Crye-Leike Celebrates Profits In Hard Times By Turning To Web, Cost Cuts – Commercial Appeal, Memphis
By Tom Bailey Jr.
Posted January 20, 2010 at 12:04 a.m.
The agent with the most recognizable hair in Memphis real estate sat in the back row with her congratulatory bouquet of roses Tuesday, quietly showing why she’d just been recognized as the No. 1 agent at Crye-Leike Realty.
Instead of soaking up adoration during the company’s “2010 Kick Off” for about 400 agents gathered at the Holiday Inn-University of Memphis, Judy “Judymac” McLellan hunched over her smart phone, possibly working on another sale.
Leaders Dick Leike and Harold Crye acknowledged 2009 was a bad sales year for the region’s largest real estate company.
They used McLellan as an example for other agents to help Crye-Leike meet its $4.1 billion sales goal in 2010. That’s 5 percent more than the $3.8 billion in sales for 2009.
In a video, McLellan explained to fellow agents how her Quail Hollow office successfully adjusted to the harsh economy.
She pushed Judymac.com, Cryeleike.com and Realtor.com, while cutting back on newspaper and magazine advertisement.
“That saved us a lot of money,” she said.
McLellan’s office also started selling much less expensive homes in the weaker economy.
She held more open houses. And when she sold a house, she blanketed the neighborhood with Judymac’s “just-sold” cards.
McLellan also froze wages and cut back on bonuses in her office, but kept her team together without a layoff.
The meeting was designed as a pep rally, complete with a conga line to inspirational music.
All the news wasn’t bad.
Yes, the company fell short of its local goal of $1.4 billion in sales. The local sales of $1.23 billion in 2009 is an 8 percent drop from 2008.
And yes, the number of Crye-Leike agents across the Southeast has shrunk from 4,100 to 3,301 (and 1,300 to 950 in the Memphis area).
And the 2009 goal of building an Oakland office and a new Midtown office was put on hold.
But the 8 percent sales drop was much better than 20 to 30 percent that so many other agencies experienced, Leike said.
Six Memphis offices in 2009 exceeded their 2008 sales: Atoka, Commercial, Forest Hill-Irene, Germantown/Poplar, Hickory Ridge and Marion.

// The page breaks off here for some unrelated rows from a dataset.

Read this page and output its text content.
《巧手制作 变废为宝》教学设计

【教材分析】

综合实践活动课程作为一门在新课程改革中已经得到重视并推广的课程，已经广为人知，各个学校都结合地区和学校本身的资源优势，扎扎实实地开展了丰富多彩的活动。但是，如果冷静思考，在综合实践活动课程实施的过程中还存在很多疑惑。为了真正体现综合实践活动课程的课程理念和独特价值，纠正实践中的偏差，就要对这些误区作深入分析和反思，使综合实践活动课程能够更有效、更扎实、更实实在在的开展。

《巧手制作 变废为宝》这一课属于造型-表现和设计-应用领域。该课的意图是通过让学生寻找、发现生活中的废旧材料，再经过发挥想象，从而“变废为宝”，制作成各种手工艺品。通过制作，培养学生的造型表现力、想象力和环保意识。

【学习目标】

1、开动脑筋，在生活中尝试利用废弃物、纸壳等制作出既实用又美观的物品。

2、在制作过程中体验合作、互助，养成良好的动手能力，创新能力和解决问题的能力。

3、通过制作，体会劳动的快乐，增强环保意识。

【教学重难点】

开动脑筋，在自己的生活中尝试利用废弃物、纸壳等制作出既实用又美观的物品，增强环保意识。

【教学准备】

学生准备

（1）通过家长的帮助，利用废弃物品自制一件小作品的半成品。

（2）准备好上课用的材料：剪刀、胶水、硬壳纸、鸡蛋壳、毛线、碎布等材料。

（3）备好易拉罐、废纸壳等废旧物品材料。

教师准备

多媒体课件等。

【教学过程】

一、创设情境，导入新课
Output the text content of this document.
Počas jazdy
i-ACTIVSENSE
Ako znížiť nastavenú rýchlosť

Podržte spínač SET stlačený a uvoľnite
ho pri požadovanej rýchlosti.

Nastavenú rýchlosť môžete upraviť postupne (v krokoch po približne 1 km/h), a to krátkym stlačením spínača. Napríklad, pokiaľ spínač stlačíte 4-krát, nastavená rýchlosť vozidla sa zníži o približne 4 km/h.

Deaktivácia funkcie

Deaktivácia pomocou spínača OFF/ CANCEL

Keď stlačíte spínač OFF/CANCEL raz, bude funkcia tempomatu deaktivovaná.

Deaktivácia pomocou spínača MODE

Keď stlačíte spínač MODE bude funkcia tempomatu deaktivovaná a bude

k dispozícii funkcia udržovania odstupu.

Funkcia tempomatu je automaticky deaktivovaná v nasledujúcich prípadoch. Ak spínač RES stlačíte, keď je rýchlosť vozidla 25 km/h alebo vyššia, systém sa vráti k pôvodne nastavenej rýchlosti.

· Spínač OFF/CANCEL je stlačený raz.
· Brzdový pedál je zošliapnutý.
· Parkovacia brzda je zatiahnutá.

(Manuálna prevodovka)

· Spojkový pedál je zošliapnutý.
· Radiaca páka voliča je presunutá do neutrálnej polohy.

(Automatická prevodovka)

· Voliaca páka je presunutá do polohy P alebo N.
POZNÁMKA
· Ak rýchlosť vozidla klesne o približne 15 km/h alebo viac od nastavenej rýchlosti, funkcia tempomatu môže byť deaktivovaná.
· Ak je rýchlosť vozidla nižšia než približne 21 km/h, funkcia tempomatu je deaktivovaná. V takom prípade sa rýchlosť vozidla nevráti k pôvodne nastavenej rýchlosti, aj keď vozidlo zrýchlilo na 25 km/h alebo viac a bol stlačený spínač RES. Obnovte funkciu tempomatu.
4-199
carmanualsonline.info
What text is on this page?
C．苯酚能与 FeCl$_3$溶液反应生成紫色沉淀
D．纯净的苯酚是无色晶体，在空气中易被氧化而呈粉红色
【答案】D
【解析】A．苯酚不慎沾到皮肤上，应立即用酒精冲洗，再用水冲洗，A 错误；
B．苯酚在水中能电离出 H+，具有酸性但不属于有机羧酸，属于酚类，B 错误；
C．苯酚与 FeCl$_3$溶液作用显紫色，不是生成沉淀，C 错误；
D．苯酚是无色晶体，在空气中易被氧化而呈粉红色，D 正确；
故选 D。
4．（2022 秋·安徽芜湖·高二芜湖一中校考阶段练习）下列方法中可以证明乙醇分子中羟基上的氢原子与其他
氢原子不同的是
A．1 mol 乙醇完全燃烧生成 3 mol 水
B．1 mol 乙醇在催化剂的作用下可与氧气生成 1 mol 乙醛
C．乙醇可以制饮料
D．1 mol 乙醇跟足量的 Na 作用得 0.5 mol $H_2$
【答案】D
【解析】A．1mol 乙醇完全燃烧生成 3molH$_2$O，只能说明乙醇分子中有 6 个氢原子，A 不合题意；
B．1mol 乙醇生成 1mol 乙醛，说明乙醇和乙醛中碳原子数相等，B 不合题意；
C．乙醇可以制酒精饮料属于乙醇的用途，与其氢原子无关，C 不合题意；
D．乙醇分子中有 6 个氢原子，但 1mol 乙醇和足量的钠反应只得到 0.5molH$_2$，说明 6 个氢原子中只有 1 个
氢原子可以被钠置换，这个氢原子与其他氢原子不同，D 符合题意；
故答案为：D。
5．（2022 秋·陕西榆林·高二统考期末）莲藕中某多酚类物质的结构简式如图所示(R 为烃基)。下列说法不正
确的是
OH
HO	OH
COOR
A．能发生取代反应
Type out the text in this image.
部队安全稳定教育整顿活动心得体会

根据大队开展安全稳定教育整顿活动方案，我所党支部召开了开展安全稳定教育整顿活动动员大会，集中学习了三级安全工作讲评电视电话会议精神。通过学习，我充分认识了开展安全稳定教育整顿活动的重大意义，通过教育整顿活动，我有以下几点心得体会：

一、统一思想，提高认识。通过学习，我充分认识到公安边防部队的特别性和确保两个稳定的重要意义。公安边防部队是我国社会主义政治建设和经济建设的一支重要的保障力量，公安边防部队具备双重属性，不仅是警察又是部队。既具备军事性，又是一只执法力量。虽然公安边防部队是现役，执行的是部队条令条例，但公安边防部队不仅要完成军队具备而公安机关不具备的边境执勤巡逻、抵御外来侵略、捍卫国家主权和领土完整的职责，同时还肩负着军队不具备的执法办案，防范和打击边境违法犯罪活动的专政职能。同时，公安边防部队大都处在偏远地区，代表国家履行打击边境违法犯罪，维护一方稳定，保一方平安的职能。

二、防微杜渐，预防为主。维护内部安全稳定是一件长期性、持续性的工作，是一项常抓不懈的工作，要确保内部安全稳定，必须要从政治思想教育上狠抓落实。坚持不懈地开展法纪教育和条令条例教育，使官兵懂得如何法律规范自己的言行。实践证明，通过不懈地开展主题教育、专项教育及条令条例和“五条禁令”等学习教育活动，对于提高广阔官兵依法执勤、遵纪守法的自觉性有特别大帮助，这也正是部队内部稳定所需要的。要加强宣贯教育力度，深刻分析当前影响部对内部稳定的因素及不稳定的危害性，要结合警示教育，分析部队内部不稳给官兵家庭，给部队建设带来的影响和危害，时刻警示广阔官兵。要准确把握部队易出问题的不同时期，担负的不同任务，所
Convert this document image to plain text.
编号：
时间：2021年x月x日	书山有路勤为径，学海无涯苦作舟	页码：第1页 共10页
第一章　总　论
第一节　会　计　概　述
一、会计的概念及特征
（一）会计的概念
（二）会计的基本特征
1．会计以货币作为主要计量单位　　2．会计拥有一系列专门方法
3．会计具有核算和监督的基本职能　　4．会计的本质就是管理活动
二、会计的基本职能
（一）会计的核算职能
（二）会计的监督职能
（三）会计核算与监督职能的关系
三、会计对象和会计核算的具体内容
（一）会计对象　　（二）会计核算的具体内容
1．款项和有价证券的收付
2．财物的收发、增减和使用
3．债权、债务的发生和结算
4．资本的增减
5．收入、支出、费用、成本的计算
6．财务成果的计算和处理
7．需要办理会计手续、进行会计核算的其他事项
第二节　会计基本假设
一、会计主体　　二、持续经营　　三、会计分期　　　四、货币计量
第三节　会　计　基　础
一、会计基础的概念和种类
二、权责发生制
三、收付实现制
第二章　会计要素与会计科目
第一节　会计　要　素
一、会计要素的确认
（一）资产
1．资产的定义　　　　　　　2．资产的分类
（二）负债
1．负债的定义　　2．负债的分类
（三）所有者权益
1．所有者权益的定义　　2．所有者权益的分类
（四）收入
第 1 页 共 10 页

Fewer agents means less competition for the persistent. Eighty percent of the company’s agents made more money in 2009 than in 2008, Crye said.
The Internet traffic that came to Crye-Leike through search engine Google rose 16 percent last year.
FedEx, the linchpin for Memphis’ economy, is starting to rehire and has resumed its retirement contributions to its employees, said Steve Brown, Crye-Leike’s general manager. FedEx tells Crye-Leike the realty company ought to start “feeling” the improvements.
The company continued to implore its agents not to spend money on print advertising, a goal for 2009. Applause rang out when Crye announced the company spent 60 percent less on print ads in 2009.
The company also intends to increase its market share by absorbing brokers made weaker by the economy.
And while Crye wants agents to keep focusing on sales, they also can make money by managing the growing number of rental housing. The demand for property management can’t be ignored, he indicated.
— Tom Bailey Jr.: 529-2388
The region’s largest real estate company on Tuesday announced its goals for 2010, including:
$4.1 billion in sales across Southeast, up 5 percent from 2009.
$1.29 billion in Memphis-area sales, up 5 percent.
Build office in Oakland and relocate Midtown office.
Increase map-searching capability on Web site and improve the virtual home tour.
Digitize all transaction documents so agents can access them anywhere.
Create a continuing education designation for agents called SNP (Social Networking Professional).
Grow market share with more mergers.